Of course, the zombies came from Pittsburgh, too -- that’s where each of Romero’s Dead films is set.
There are other ways the issue and the thread evoke the zombie series. The whole discussion is tinged with apocalyptic dread -- as the original post suggests, “The threat everyone assumed was a few years away is already here.” While such “end of the world” fears are certainly warranted when dead people are coming back to life to munch on the living, it isn’t clear how such rhetoric contributes to the debate over poker bots.
Another similarity concerns the almost comprehensive failure to recognize the irony surrounding the original poster using a computer program to play poker, then discovering -- horrors! -- another player is using a computer program to play poker. (See Kick Ass Poker’s smart explanation of this facet of the story.) The Dead films also frequently provide examples of how the living resemble the dead -- and how the living fail to recognize the similarities.

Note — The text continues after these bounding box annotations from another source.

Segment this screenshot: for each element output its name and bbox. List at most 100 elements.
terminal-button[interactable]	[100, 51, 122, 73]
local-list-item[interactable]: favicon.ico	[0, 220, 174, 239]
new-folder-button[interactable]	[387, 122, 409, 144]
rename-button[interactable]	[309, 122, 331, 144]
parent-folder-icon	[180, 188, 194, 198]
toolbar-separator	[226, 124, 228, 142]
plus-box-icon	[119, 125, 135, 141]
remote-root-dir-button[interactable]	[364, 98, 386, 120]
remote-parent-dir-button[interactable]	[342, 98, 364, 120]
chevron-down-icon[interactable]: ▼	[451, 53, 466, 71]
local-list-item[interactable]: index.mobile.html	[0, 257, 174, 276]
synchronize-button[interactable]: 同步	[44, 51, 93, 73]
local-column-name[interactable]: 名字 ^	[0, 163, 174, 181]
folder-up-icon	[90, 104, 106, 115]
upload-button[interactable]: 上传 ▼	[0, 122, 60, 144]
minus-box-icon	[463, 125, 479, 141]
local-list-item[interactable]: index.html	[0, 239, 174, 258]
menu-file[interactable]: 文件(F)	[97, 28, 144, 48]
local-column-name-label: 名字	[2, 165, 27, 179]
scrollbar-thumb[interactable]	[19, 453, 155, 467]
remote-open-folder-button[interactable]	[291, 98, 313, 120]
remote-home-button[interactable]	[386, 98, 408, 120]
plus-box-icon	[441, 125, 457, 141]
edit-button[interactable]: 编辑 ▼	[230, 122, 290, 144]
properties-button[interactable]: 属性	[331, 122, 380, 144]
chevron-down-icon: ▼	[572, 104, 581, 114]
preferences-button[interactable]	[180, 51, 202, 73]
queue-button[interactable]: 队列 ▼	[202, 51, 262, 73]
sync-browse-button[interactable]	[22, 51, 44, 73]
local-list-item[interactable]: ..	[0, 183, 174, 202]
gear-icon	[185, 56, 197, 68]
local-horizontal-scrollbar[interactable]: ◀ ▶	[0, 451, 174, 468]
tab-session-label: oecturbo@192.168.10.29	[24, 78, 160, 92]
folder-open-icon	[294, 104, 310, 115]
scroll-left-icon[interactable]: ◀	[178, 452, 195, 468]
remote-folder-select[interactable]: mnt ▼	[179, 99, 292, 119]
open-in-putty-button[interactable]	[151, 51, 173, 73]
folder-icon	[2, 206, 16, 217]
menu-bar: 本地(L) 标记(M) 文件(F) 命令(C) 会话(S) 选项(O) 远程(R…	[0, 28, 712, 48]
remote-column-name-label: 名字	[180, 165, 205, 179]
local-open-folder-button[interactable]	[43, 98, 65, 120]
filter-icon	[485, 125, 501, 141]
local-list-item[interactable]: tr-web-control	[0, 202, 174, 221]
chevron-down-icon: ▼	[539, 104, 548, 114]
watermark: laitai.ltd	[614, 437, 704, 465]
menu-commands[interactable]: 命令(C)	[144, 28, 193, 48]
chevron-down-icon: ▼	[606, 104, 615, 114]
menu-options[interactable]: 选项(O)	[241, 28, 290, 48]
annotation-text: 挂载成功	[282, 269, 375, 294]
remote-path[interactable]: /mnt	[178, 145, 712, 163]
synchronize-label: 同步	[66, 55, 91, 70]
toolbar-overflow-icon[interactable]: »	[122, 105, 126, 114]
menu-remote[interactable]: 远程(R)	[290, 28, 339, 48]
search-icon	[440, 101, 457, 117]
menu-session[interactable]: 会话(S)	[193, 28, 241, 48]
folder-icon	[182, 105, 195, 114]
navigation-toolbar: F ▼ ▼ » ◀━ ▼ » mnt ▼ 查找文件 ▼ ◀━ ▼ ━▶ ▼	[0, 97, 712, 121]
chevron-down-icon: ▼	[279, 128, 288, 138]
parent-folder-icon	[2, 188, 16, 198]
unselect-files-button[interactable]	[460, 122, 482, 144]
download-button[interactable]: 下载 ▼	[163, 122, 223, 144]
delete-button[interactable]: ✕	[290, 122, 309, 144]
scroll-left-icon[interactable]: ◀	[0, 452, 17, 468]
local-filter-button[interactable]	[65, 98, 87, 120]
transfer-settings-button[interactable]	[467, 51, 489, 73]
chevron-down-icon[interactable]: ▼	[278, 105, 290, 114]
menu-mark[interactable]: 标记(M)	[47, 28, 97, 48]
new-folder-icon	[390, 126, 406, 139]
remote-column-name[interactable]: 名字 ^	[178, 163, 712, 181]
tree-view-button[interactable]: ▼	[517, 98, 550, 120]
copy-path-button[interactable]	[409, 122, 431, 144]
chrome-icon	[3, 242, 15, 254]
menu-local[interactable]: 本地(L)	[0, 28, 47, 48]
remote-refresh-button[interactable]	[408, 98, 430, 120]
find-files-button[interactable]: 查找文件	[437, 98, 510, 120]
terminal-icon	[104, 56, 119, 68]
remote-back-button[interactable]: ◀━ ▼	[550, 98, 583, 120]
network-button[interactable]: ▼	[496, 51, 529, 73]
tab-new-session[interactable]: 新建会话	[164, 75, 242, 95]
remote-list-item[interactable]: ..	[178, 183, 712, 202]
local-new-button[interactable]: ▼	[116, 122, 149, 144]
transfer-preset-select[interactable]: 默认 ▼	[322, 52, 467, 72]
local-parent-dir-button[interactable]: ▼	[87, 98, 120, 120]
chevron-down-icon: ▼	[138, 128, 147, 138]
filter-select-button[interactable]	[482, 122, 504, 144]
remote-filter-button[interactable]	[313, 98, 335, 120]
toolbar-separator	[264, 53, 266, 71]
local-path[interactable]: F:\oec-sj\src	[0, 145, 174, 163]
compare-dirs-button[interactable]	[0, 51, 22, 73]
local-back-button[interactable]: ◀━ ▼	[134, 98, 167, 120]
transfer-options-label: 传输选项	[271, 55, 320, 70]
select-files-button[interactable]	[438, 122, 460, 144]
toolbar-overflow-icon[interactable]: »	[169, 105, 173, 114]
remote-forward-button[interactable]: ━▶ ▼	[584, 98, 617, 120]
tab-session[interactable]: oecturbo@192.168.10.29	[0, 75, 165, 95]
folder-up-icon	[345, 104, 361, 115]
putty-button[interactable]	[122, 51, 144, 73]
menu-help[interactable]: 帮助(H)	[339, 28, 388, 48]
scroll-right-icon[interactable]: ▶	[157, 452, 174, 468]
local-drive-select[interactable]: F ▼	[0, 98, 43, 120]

Finally, all of the Dead films feature survivors failing to work together to confront the threat they are facing. Such a failure to communicate effectively leads to the living often killing each other before the dead can get to them. This theme flares up occasionally in the “NL Bots on Full Tilt” thread as well, with posters frequently turning on one another in non-productive ways. Anyone who doubts the original theory regarding the bots is immediately suspected as being in league with the programmers. (Anyone with a low post count is also to be distrusted.) Even betraying some link to Pittsburgh gets a poster some grief.
What’s the moral? Well, it ain’t the end of the world. (In fact, none of Romero’s films end that way, either.) It ain’t even purely “bots” here, either. Still, the case does illuminate how online poker can never really be the sort of authentic interaction between real live humans that happens in the casino. On Thursday evening a representative of Full Tilt started a new thread -- “Official Full Tilt Poker Response to Bot Thread” -- that says “We take bots very seriously” and that given the “inconclusive” evidence of the case “We stand by our decision” to unfreeze the accounts. Some responded to say they would no longer play on Full Tilt Poker. Perhaps they are justified. But if they move on to play on other online poker sites, they’ll necessarily encounter the same mixture of man-and-machine across the table there as well.
You frequently hear attempts to gauge what percentage of poker is skill and what percentage is luck. When it comes to online poker, it is probably more apt to ask what percentage is human and what percentage is not. ’Cause 100% “living” it ain’t. Not ever.